O Número Quatro constitui o passo decisivo: marca uma reviravolta na realização concreta, a verdadeira emergência da Ação no Verbo. Quatro é o primeiro número obtido pela multiplicação (2 x 2). Do movimento dos pares de opostos procedem os grandes eixos e as direções espaço-temporais fundamentais: alto-baixo, esquerda-direita, frente-trás, e evidentemente, os quatro pontos cardeais. Na tradição chinesa, o Quartenário aparece desta forma: há, inicialmente, essa Realidade, completamente indefinível chamada Tao – unidade, totalidade, não-dualidade; nesse nível todas as palavras e conceitos são caducos, pois “o Tao que se pode denominar não é o Tao”. Surge em seguida a Dualidade primordial: Yin e Yang. A terceira operação movimenta esse par pela elaboração de trigramas que indicam, em cada figura, uma preponderância do Yin sobre o Yang ou vice-versa. Obtém-se, assim, oito trigramas que (2³). Na quarta operação cada trigrama se combina com cada um dos oito para criar os 64 hexagramas (4³), que representam os cursos do potencial de realização, os principais procedimentos e direções do universo manifesto. Essa quarta fase é determinante porque traduz a riqueza das variáveis e a diversidade dos possíveis no estádio da experiência vivida. Com relação ao último ternário – começo, ápice e declínio – o quarto termo constitui simultaneamente um além, uma última conclusão e o arranque, o impulso inicial para o ciclo seguinte.
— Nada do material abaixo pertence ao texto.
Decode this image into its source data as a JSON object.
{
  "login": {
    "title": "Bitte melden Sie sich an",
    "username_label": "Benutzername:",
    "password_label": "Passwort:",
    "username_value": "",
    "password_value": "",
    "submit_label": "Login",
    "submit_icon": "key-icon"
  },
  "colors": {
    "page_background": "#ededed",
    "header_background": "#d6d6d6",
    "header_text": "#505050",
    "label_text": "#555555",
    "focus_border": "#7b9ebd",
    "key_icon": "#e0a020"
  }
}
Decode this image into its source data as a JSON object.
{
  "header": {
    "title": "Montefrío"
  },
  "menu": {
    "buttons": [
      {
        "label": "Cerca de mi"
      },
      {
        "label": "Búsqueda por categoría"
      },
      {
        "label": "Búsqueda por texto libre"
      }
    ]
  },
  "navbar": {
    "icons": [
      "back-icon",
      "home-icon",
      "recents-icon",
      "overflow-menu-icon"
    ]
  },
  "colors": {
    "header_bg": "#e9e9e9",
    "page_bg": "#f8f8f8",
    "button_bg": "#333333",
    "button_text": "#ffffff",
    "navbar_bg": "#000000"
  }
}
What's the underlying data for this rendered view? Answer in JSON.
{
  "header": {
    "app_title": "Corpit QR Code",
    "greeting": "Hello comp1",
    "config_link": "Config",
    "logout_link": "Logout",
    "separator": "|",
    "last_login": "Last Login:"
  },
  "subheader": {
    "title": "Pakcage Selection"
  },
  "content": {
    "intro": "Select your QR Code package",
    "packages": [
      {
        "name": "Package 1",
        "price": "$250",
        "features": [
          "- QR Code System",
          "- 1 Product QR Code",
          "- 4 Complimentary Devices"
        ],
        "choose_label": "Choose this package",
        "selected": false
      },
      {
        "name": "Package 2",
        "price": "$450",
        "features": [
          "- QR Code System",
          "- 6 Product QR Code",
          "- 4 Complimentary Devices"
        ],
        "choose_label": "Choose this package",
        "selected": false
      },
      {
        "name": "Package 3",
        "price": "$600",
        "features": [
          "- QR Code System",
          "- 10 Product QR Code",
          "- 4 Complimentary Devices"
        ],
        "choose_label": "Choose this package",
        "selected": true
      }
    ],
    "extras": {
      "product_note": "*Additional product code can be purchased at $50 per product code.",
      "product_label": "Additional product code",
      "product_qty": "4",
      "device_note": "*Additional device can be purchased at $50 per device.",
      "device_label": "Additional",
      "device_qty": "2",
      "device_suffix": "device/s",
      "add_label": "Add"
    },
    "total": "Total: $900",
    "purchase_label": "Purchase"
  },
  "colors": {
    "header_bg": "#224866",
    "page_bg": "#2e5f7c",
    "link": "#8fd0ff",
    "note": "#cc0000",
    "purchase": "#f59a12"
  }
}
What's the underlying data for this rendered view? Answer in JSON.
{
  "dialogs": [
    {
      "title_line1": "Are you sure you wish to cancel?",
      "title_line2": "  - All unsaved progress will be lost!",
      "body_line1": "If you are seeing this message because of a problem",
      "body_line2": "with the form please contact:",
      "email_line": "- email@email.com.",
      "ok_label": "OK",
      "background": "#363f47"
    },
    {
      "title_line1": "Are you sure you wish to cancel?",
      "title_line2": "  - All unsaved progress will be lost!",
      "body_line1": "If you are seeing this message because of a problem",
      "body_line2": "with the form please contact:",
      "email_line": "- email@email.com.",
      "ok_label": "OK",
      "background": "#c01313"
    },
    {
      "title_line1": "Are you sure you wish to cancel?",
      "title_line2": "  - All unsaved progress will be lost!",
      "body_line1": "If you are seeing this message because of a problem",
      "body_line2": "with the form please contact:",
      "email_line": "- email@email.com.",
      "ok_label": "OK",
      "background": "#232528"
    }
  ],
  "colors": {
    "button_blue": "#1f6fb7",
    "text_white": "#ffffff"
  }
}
Todos os músicos sabem, por exemplo, que a quarta nota de uma gama é também sempre a primeira nota da gama seguinte (a passagem do 3 ao 4 sendo marcada por um intervalo de meio-tom, ao passo que entre as outras notas ele é de um tom).
A Quadratura do círculo
No plano do simbolismo geométrico o Número 4 é representado pelo quadrado ou pelo cubo, que é sua projeção no espaço. Com relação ao triângulo, que é uma figura dinâmica, evolutiva – ascensão da base ao vértice, progressão, espiritualização, etc – o quadrado oferece a imagem de uma fixação, de uma estabilidade, de uma igualdade de níveis: 4 ângulos, 4 lados, 4 orientações opostas e complementares. Donde o caráter esotérico e sagrado das construções piramidais, que tem triângulos como faces e como base de um quadrado que se torna evolutivo, e assim ilustra a progressão do compacto ao sutil, da substância à essência. Uma outra comparação significativa concerne o círculo e ao quadrado, ou a esfera e o cubo. Em Le régne de la quantité et les signes des temps (Gallimard), René Guénon consagrou esse assunto com um texto notável:
“Com propriedade, a esfera é a forma primordial porque dentre todas é a menos “especificada”, pois que semelhante a si mesma em todas as direções, de um modo tal que, em qualquer movimento de rotação em torno de seu centro, todas as posições sucessivas podem rigorosamente ser superpostas entre si. Poder-se-ia dizer então que ela é a forma mais universal de todas que, de certo modo, contém todas as demais, dela emergentes por diferenciações dando-se segundo certas direções particulares; eis porque essa forma esférica é, em todas as tradições, a forma do “Ovo do Mundo”, isto é, daquilo que representa o conjunto “global”, no seu estado primeiro e embrionário, de todas as possibilidades que se desenvolverão durante um ciclo de manifestação. (…) Ao contrário, o cubo é a forma mais contida de todas, se é possível essa expressão, isto é, aquela que corresponde ao máximo de “especificação”. (…) Aliás, é evidente que um cubo que repousa sobre uma dessas faces é, de fato, o corpo cujo equilíbrio apresenta o máximo de estabilidade. (…) A imobilidade assim compreendida, a imobilidade ou a estabilidade representada pelo cubo referem-se ao pólo substancial da manifestação do mesmo modo que imutabilidade, na qual estão compreendidas todas as possibilidades do estado “global” representadas pela esfera, referem-se a seu pólo essencial; eis porque o cubo simboliza a ideia de “base”, ou de “fundamento”, que precisamente corresponde a tal pólo substancial.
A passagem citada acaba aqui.